New York State’s Literacy Test Deemed Racist – School Choice is The Answer

By Paul Meekin

“Education is the ability to listen to almost anything without losing your temper or your self-confidence” – Robert Frost

Are literacy tests racist? Designed to weed out minorities and people in order to prevent them from becoming teachers in New York?

Probably not, but that’s a subject of discussion and a forthcoming decision by the Board of Regents in the region. The Academic Literacy Skills Test, or ALST, was designed to assess a teacher’s ability to comprehend and critically analyze writing – for example speeches by former presidents. It’s said it’s equivalent to a 12th grade literacy exam. After it was introduced, it had a 68 percent pass rate.

However, “Just 46 precent of Hispanic test takers and 41 percent of black test-takers passed…” . This is problematic because a predominantly white teacher-force wouldn’t quite set the proper example for an increasingly diverse student body.

So, why are minorities failing this test?

Well first of all, based on the practice questions I’ve seen, they’re asking interpretive questions in a multiple choice format. Meaning there could technically be more than one correct answer, and you have no opportunity to back up your claim. If you can’t use your own words to prove your literacy, what’s the point?

But that’s an inclusive issue and one that’d affect everyone taking the test. Kate Walsh, the President of the National Council on Teacher Quality, offered some insight: “There’s not a test in the country that doesn’t have disproportionate performance on the part of blacks and Latinos.” What’s weird here is that no one is offering any sort of explanation as to why minorities are failing this test at a greater rate.

More importantly, do all, and should all, teachers be required to pass a fairly obtuse ‘literacy’ test to become a teacher? If you’re teaching grammar or English? Sure. History? Math? Phys-Ed? Probably not.

I’ve been blessed with countless amazing teachers and mentors throughout my educational career – from grade school to high school to college. They encouraged me, challenged me, and occasionally pissed me off in such a way that I had to prove them wrong by doing excellent work.

They were also predominately white. I can name the teachers of color I’ve had on one hand. Professor Pope taught me how to run a camera, keep focus, and TD a live shoot during the chaos of a live TV production. Mike Fry taught me comedy writing. Professor Hanserd taught Black Worlds Studies and told me I was an excellent writer. Professor Raymond Steele taught me game development. Lifetime, that’s 5/32 or so.

I have no clue if they could pass this test. And nor did it matter. One does not need a proper education in literacy to teach me the history of blackness, how to run a camera, how to write jokes, or how to make an exciting video game.

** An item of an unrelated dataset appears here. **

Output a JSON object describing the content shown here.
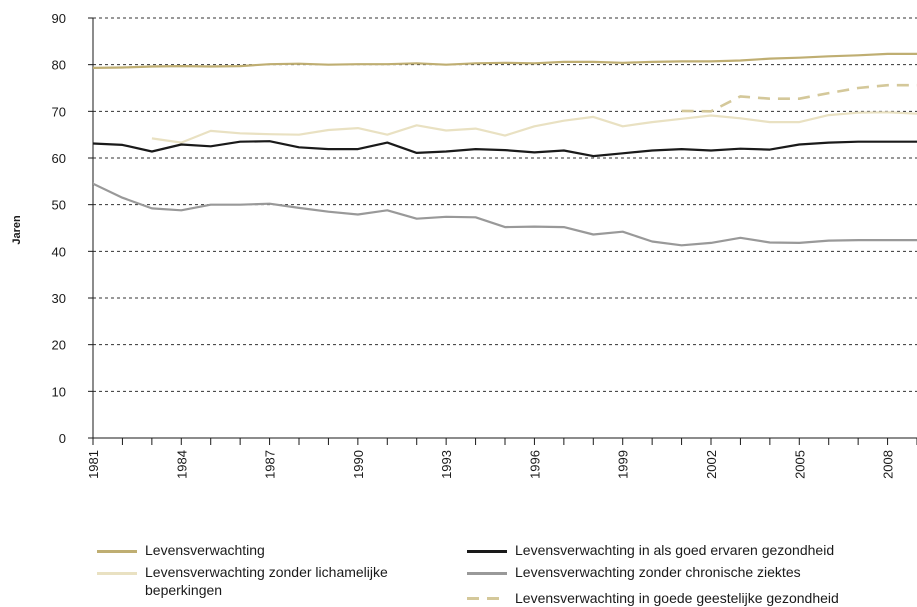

As previously stated, representation is important. Seeing people like you, doing successful things, makes a kid believe they too are capable of being successful. There’s also an element of camaraderie. To a polish kid, a teacher with a polish last name may engender that kid to that teacher and foster a quality relationship the same goes for black kids, I’d assume. Maybe it won’t. But schools are as much about academia as they are about growth, and people, and plants, grow best in a warm, familiar, and fostering environment.

And it is here I question the notion of why some, especially liberals, are so opposed to school choice. If you want to go to a state run school by teachers who pass this test, have at it. But if wouldn’t it be wonderful if students of diverse cultural backgrounds could have the *choice* to attend a school that offered to reflect their culture directly? Or offered to teach them a bankable, workable, skill in addition to the basics and college prep?

That is liberty after all, right? Options and free markets that allow parents and kids to make the choices that best suit them?

As a kid, I had the honor and privilege and choice of choosing to go to Bristol Plymouth Regional Vocational Technical High School in Plymouth Massachusetts. If I ever win a million dollars I know where my large, tax-deductible donation is going.

I was trained in the art and science of computer…science by two wonderful teachers – two people I owe, literally, 99 percent of my professional life to. I gained an A+ and Net+ certification during high school and never had to pay a dime. ITT Tech charges $2000 for the A+ alone. My teachers’ spelling was not excellent. Nor was their handwriting. Nor would I imagine a lifetime of electronic engineering and computer networking would prepare them for a literacy composition course.

But they prepared me for a lifetime of hard work in a way a damned standardized test never could.